Scores on a standardized college placement examination are normally distributed with mean 60 and standard deviation 13. Students whose scores are in the top 5% will be placed in a Calculus II course. Find the minimum score needed to be placed in a Calculus II course.

**Solution:** Let `$x^*$` be the minimum score. From the question, we know that `$P(X\geq x^*)=0.05$`. Equivalently, `$P(X<x^*)=1-0.05=0.95$`.

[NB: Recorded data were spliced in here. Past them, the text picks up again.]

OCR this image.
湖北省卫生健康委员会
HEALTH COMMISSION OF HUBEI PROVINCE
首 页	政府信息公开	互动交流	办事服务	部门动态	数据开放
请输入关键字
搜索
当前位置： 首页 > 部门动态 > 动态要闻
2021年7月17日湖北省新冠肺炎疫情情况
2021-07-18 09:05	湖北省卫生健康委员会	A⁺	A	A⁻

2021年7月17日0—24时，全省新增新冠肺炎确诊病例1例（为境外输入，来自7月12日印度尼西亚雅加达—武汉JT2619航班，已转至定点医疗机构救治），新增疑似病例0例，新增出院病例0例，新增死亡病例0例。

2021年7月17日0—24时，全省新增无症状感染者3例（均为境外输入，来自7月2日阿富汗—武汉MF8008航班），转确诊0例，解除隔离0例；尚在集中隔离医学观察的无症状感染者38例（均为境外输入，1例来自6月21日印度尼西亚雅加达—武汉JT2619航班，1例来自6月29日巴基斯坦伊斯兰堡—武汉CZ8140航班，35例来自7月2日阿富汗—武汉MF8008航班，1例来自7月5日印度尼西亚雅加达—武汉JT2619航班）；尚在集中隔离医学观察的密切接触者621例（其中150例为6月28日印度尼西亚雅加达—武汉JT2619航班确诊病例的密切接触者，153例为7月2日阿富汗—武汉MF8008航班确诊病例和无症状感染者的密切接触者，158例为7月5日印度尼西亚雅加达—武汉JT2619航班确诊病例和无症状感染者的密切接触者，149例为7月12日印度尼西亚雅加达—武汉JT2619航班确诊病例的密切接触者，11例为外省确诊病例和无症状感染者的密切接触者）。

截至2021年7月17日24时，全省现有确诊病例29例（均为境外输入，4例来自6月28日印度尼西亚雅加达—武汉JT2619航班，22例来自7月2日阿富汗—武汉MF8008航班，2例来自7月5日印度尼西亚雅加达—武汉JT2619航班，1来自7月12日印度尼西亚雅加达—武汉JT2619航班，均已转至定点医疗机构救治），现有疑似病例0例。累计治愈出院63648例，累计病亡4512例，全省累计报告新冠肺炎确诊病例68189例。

Using the function `NORM.INV(0.95, 60, 13)`, we find the `$x^*$` score is
`$$x^*=81.38.$$`

Another way is to find `$z_{0.05}$` first, then use the standardization formula. Use the standard normal distribution table or the Excel function, you will find that the `$z$`-score is `$z^*=z_{0.05}=1.64$`. Then
`$$x^*=z^*\sigma+\mu=1.64\cdot 13+60=81.32$$`

So the minimum score needed is `$82$`.

.footmark[
  **Note:** The minimum score is the same as the 95th percentile.
]

---

## Practice: Dash washing time

---

## Practice: Find probabilities of a normal random variable

1. Let `$Z$` be a standard normal random variable. Find the probabilities:
  `$$\text{1.}\,\, P(Z<1.58)\quad \text{2.}\,\,  P(-0.6<Z<1.67)\quad \text{3.}\,\, P(Z>0.19).$$`

2. Let `$X$` be a normal random variable with `$\mu=5$` and `$\sigma=2$`. Find the probabilities:
  `$$\text{1.}\,\,  P(-2<X<8)\quad \text{2.}\,\, P(X>-1) \quad \text{3.}\,\, P(X<4).$$`

---

## Practice: Fruit weight

---

## Practice: Shortest lifespan

---

## Practice: Battery life

---

## Practice: Sum of probabilities of two normal random variables

Let `$Z$` be a normal random variable with `$\mu=0$` and `$\sigma=1$`. Let `$X$` be a normal random variable with `$\mu=4.3$` and `$\sigma=1.7$`.

Determine the values `$P(Z>1) + P(X<6)$` and explain how do you find the value.

---

class: center middle

# Lab Instructions in Excel

---

## Excel Functions for Normal Distributions

- Let `$Z$` be a standard normal random varaible. In Excel, `$P(Z<z)$` is given by `NORM.S.DIST(z, TRUE)`.

- Let `$X$` be a normal random variable with mean `$\mu$` and standard deviation `$\sigma$`, that is `$X\sim N(\mu, \sigma^2)$`. In Excel, `$P(X<x)$` is given by `NORM.DIST(x, mean, sd, TRUE)`.

- When a cumulative probability `$p=P(X<x)$` of a normal random variable `$X$` is given, we can find `$x$` using `NORM.INV(p, mean, sd)`.

- When a cumulative probability `$p=P(Z<z)$` of a standard normal random variable `$Z$` is given, we can find `$z$` using `NORM.S.INV(p)`.